At my startup, we had been experiencing an intermittent user problem for the last few days, with no clue as to the cause.
Users have been reporting that their "alerts" aren't showing up when they login...sometimes....and it goes away a few minutes later....sometimes.
Anytime I hear a report like that, I start dreading the work ahead, because if it's only "sometimes", there's probably not an easy way to reproduce the bug reliably. It could be data-dependant, or a browser quirk, or dependant on the phase of the moon for all I know.
So I started digging in to our code base. Alerts were displayed based on when certain events had gone into the past. Was there a time-zone problem? Was the current time being extracted incorrectly? Was there a problem rendering the partial that handled that block of the homepage? Maybe the CSS was displaying it improperly if there were other dynamic elements on the page?
I started throwing logging in at various points through this controller action. Hours later, reports were still coming in (slowly, so not everyone was experiencing this problem), and the logs looked fine. Then I started to notice something. The people who were complaining the most, had the fewest log reports. In fact, the production log showed that one of the users who was complaining had not accessed the page in question for 2 days.
Enter the browser cache.
For some unknown reason (damned if I could figure this out), this user's browser decided to cache her homepage.
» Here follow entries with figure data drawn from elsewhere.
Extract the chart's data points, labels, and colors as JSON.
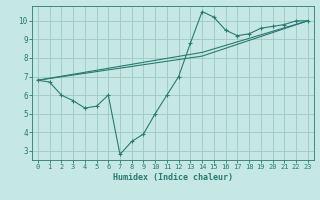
{
  "line1_x": [
    0,
    1,
    2,
    3,
    4,
    5,
    6,
    7,
    8,
    9,
    10,
    11,
    12,
    13,
    14,
    15,
    16,
    17,
    18,
    19,
    20,
    21,
    22,
    23
  ],
  "line1_y": [
    6.8,
    6.7,
    6.0,
    5.7,
    5.3,
    5.4,
    6.0,
    2.8,
    3.5,
    3.9,
    5.0,
    6.0,
    7.0,
    8.8,
    10.5,
    10.2,
    9.5,
    9.2,
    9.3,
    9.6,
    9.7,
    9.8,
    10.0,
    10.0
  ],
  "line2_x": [
    0,
    14,
    23
  ],
  "line2_y": [
    6.8,
    8.1,
    10.0
  ],
  "line3_x": [
    0,
    14,
    23
  ],
  "line3_y": [
    6.8,
    8.3,
    10.0
  ],
  "line_color": "#2a7a6e",
  "bg_color": "#c5e8e5",
  "grid_color": "#9ec8c4",
  "xlabel": "Humidex (Indice chaleur)",
  "xlim": [
    -0.5,
    23.5
  ],
  "ylim": [
    2.5,
    10.8
  ],
  "yticks": [
    3,
    4,
    5,
    6,
    7,
    8,
    9,
    10
  ],
  "xticks": [
    0,
    1,
    2,
    3,
    4,
    5,
    6,
    7,
    8,
    9,
    10,
    11,
    12,
    13,
    14,
    15,
    16,
    17,
    18,
    19,
    20,
    21,
    22,
    23
  ]
}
She wasn't seeing the alerts because her browser had chosen to cache this page at a moment when she didn't have any. Until it decided to reload the html from that page, she would continue to see no alerts.
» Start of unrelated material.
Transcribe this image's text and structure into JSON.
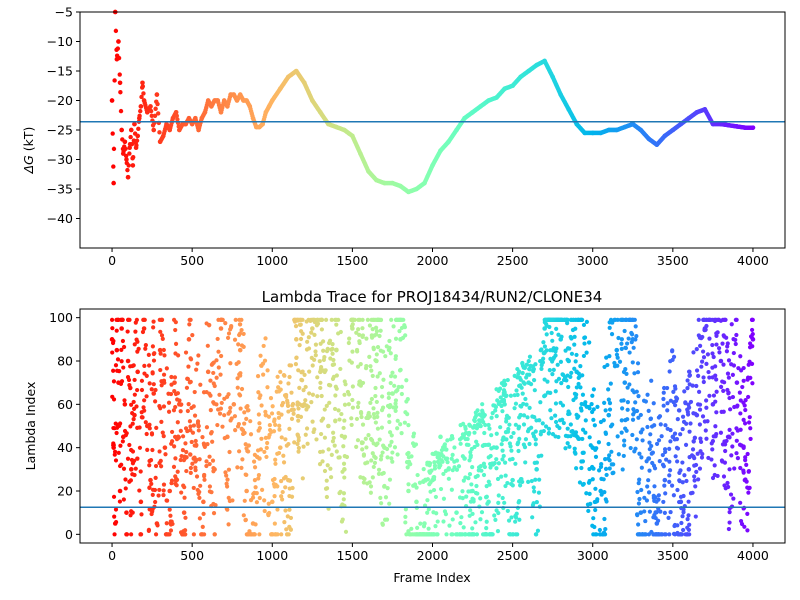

With some quick googling, I found a cache buster snippet, and I'll share it here in case anyone else has had the same problem. To summarize:
CLUES THAT A BROWSER CACHE IS CAUSING YOUR BUG:
1) only some users report an issue
2) issue is intermittent
3) no errors being reported from your notification software
4) logging shows no data problems or logic errors
5) symptoms indicate "time displacement" (that's what the page would have looked like "at one point")
6) serious frustration and anger on the part of the software developer
If you are a rails developer, here's the medicine (this goes in application controller):
"no-cache, no-store, max-age=0, must-revalidate"
response.headers["Pragma"] = "no-cache"
response.headers["Expires"] = "Fri, 01 Jan 1990 00:00:00 GMT"
set this as a :before_filter on any action you want to protect.